A native of Charlotte, North Carolina, Maude Broadaway spent her initial college years at Salem Academy (now Salem College). She taught for several years in the Winston (N.C.) Public School System, and it was there that she met Charles Duncan McIver, a principal in a Winston public high school. McIver later founded the State Normal and Industrial School, and, in 1892, Broadaway enrolled to seek further coursework and experience in pedagogy. Although Broadaway was officially a student, she also acted as a teacher’s assistant. She also worked closely with the first college physician, Dr. Miriam Bitting, who was also the head of the Department of Physiology and Health.
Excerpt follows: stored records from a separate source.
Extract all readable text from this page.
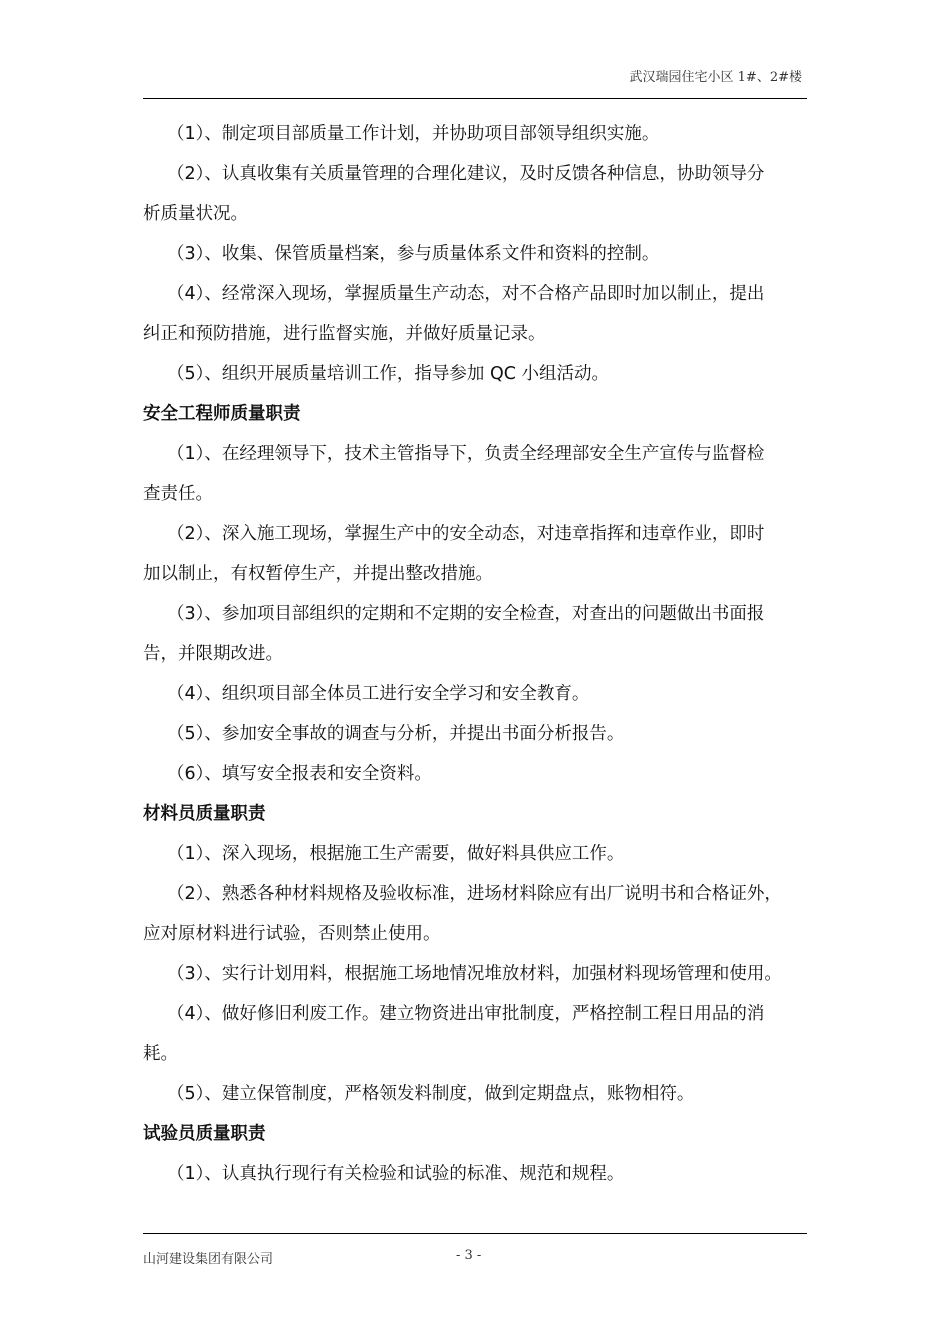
武汉瑞园住宅小区 1#、2#楼

（1）、制定项目部质量工作计划，并协助项目部领导组织实施。

（2）、认真收集有关质量管理的合理化建议，及时反馈各种信息，协助领导分

析质量状况。

（3）、收集、保管质量档案，参与质量体系文件和资料的控制。

（4）、经常深入现场，掌握质量生产动态，对不合格产品即时加以制止，提出

纠正和预防措施，进行监督实施，并做好质量记录。

（5）、组织开展质量培训工作，指导参加 QC 小组活动。

安全工程师质量职责

（1）、在经理领导下，技术主管指导下，负责全经理部安全生产宣传与监督检

查责任。

（2）、深入施工现场，掌握生产中的安全动态，对违章指挥和违章作业，即时

加以制止，有权暂停生产，并提出整改措施。

（3）、参加项目部组织的定期和不定期的安全检查，对查出的问题做出书面报

告，并限期改进。

（4）、组织项目部全体员工进行安全学习和安全教育。

（5）、参加安全事故的调查与分析，并提出书面分析报告。

（6）、填写安全报表和安全资料。

材料员质量职责

（1）、深入现场，根据施工生产需要，做好料具供应工作。

（2）、熟悉各种材料规格及验收标准，进场材料除应有出厂说明书和合格证外，

应对原材料进行试验，否则禁止使用。

（3）、实行计划用料，根据施工场地情况堆放材料，加强材料现场管理和使用。

（4）、做好修旧利废工作。建立物资进出审批制度，严格控制工程日用品的消

耗。

（5）、建立保管制度，严格领发料制度，做到定期盘点，账物相符。

试验员质量职责

（1）、认真执行现行有关检验和试验的标准、规范和规程。

山河建设集团有限公司	- 3 -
In this role, Broadaway helped professors create a personalized exercise program for each student, concentrating on posture and movement. She eventually became the director of the school’s first gymnasium, which was located in the Main Building. It was here that the girls were trained to work with weights, clubs, and a vault. She also taught the students how to design exercise programs that could be easily translated into the classroom, as many of the State Normal students were studying to become teachers.
Broadaway graduated from State Normal with her certificate in May of 1893. A year after graduation, she wed Dr. Edward McKee Goodwin and moved to Morganton, North Carolina. Goodwin was a strong advocate for education for women and had been on the original board of directors for establishing the State Normal and Industrial School. He was also instrumental in founding the North Carolina School for the Deaf. Broadaway not only assisted her husband with his work with the Deaf School, she also took on many of her own projects. She was heavily involved with foreign missionary work, and spent twenty-four years as an officer with the Women’s Missionary Conference. She also led the drive to establish a public library in Morganton.
Maude Broadaway Goodwin died of pneumonia on June 2, 1934. The public library in Morganton was opened in October of the following year.